Hal tersebut menjadi perhatian Peneliti dari Wilfrid Laurier University, Johanna Peetz dan Lara Kammrath, yang meneliti mengapa orang membuat janji dan mengapa mereka melanggar janji dalam hubungan romantis. Mereka kemudian melakukan serangkaian studi.

Pada studi pertama,mereka meneliti apakah orang cenderung untuk terlalu optimis ketika membuat janji kepada pasangan, dan bagaimana perasaan positif berhubungan dengan janji-janji serta tindakan untuk memenuhinya. Dalam studi ini, peserta berjanji untuk melakukan tiga perilaku untuk pasangan mereka yang akan memperbaiki konflik dalam hubungan mereka sekarang. Peserta juga diminta untuk mengisi kuesioner tentang perasaan mereka terhadap hubungan romantis yang dijalani, mencakup kepuasan terhadap hubungan romantis, komitmen, dan keintiman. Setelah dua minggu, peserta kemudian melaporkan apakah janji mereka betul-betul dilaksanakan. Hasilnya menunjukkan adanya bias optimistik dalam berjanji. Peserta cenderung untuk berjanji lebih daripada yang dapat sungguh-sungguh mereka lakukan. Lebih jauh lagi, peserta yang memiliki perasaan positif terhadap hubungan mereka, membuat lebih banyak janji, tetapi tidak cenderung untuk melaksanakannya.
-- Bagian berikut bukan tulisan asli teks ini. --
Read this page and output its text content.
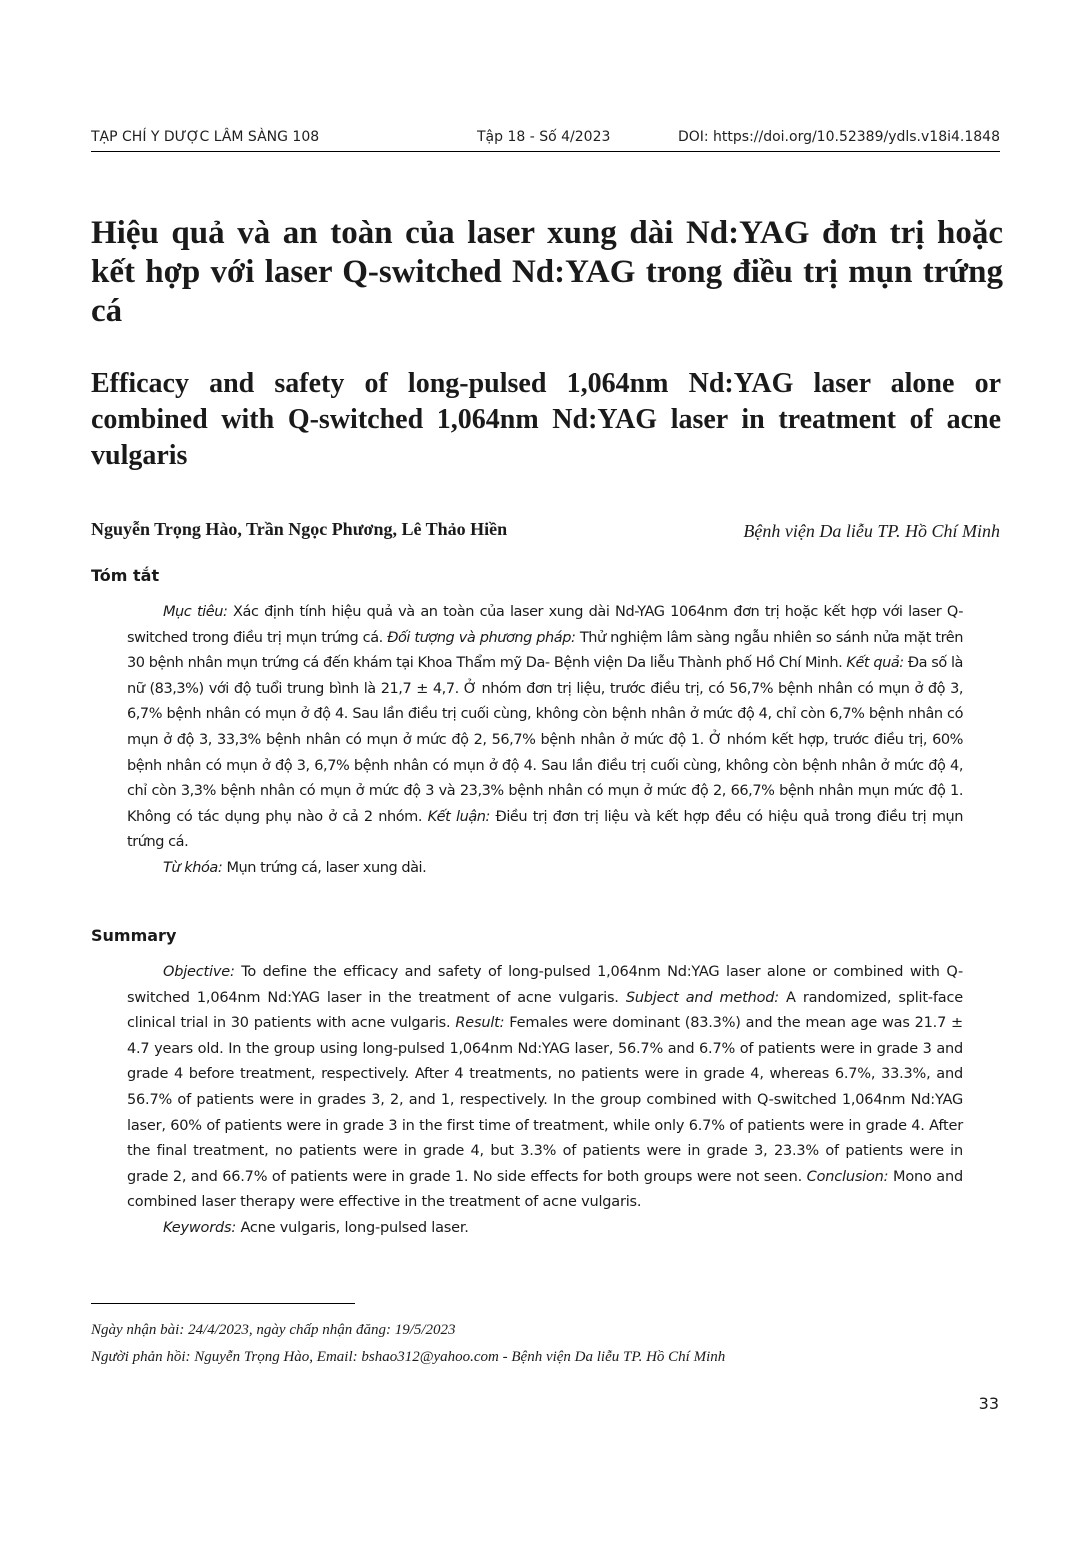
TẠP CHÍ Y DƯỢC LÂM SÀNG 108	Tập 18 - Số 4/2023	DOI: https://doi.org/10.52389/ydls.v18i4.1848
Hiệu quả và an toàn của laser xung dài Nd:YAG đơn trị hoặc kết hợp với laser Q-switched Nd:YAG trong điều trị mụn trứng cá
Efficacy and safety of long-pulsed 1,064nm Nd:YAG laser alone or combined with Q-switched 1,064nm Nd:YAG laser in treatment of acne vulgaris
Nguyễn Trọng Hào, Trần Ngọc Phương, Lê Thảo Hiền	Bệnh viện Da liễu TP. Hồ Chí Minh
Tóm tắt

Mục tiêu: Xác định tính hiệu quả và an toàn của laser xung dài Nd-YAG 1064nm đơn trị hoặc kết hợp với laser Q-switched trong điều trị mụn trứng cá. Đối tượng và phương pháp: Thử nghiệm lâm sàng ngẫu nhiên so sánh nửa mặt trên 30 bệnh nhân mụn trứng cá đến khám tại Khoa Thẩm mỹ Da- Bệnh viện Da liễu Thành phố Hồ Chí Minh. Kết quả: Đa số là nữ (83,3%) với độ tuổi trung bình là 21,7 ± 4,7. Ở nhóm đơn trị liệu, trước điều trị, có 56,7% bệnh nhân có mụn ở độ 3, 6,7% bệnh nhân có mụn ở độ 4. Sau lần điều trị cuối cùng, không còn bệnh nhân ở mức độ 4, chỉ còn 6,7% bệnh nhân có mụn ở độ 3, 33,3% bệnh nhân có mụn ở mức độ 2, 56,7% bệnh nhân ở mức độ 1. Ở nhóm kết hợp, trước điều trị, 60% bệnh nhân có mụn ở độ 3, 6,7% bệnh nhân có mụn ở độ 4. Sau lần điều trị cuối cùng, không còn bệnh nhân ở mức độ 4, chỉ còn 3,3% bệnh nhân có mụn ở mức độ 3 và 23,3% bệnh nhân có mụn ở mức độ 2, 66,7% bệnh nhân mụn mức độ 1. Không có tác dụng phụ nào ở cả 2 nhóm. Kết luận: Điều trị đơn trị liệu và kết hợp đều có hiệu quả trong điều trị mụn trứng cá.

Từ khóa: Mụn trứng cá, laser xung dài.

Summary

Objective: To define the efficacy and safety of long-pulsed 1,064nm Nd:YAG laser alone or combined with Q-switched 1,064nm Nd:YAG laser in the treatment of acne vulgaris. Subject and method: A randomized, split-face clinical trial in 30 patients with acne vulgaris. Result: Females were dominant (83.3%) and the mean age was 21.7 ± 4.7 years old. In the group using long-pulsed 1,064nm Nd:YAG laser, 56.7% and 6.7% of patients were in grade 3 and grade 4 before treatment, respectively. After 4 treatments, no patients were in grade 4, whereas 6.7%, 33.3%, and 56.7% of patients were in grades 3, 2, and 1, respectively. In the group combined with Q-switched 1,064nm Nd:YAG laser, 60% of patients were in grade 3 in the first time of treatment, while only 6.7% of patients were in grade 4. After the final treatment, no patients were in grade 4, but 3.3% of patients were in grade 3, 23.3% of patients were in grade 2, and 66.7% of patients were in grade 1. No side effects for both groups were not seen. Conclusion: Mono and combined laser therapy were effective in the treatment of acne vulgaris.

Keywords: Acne vulgaris, long-pulsed laser.

Ngày nhận bài: 24/4/2023, ngày chấp nhận đăng: 19/5/2023
Người phản hồi: Nguyễn Trọng Hào, Email: bshao312@yahoo.com - Bệnh viện Da liễu TP. Hồ Chí Minh
33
Studi kedua melibatkan variabel motivasi responsivitas terhadap kebutuhan-kebutuhan pasangan, yang diukur dengan pertanyaan: "Seberapa peduli Anda terhadap kebahagiaan pasangan?", "Berapa banyak usaha yang rela Anda lakukan demi kebutuhan pasangan?", dan "Seberapa banyak Anda menempatkan kebutuhan pasangan sebagai prioritas?". Hasilnya menunjukkan bahwa Perasaan positif atau lebih tepatnya motivasi responsivitas mengarahkan peserta untuk membuat lebih banyak janji kepada pasangan, tetapi tidak secara signifikan mempengaruhi perilaku untuk memenuhi janji tersebut.

Singkatnya, dalam studi pertama dan kedua terlihat bahwa keinginan untuk responsif terhadap kebutuhan pasangan seringkali tidak cukup untuk benar-benar mengubah perilaku, bahkan pada orang dengan niat yang paling baik.

Studi ketiga kemudian melibatkan variabel keterampilan regulasi diri yaitu sifat teliti. Hasilnya, orang yang lebih baik dalam regulasi diri yaitu peserta yang yang sangat teliti, melakukan janji mereka lebih sering dibandingkan peserta yang memiliki keterampilan regulasi diri yang buruk.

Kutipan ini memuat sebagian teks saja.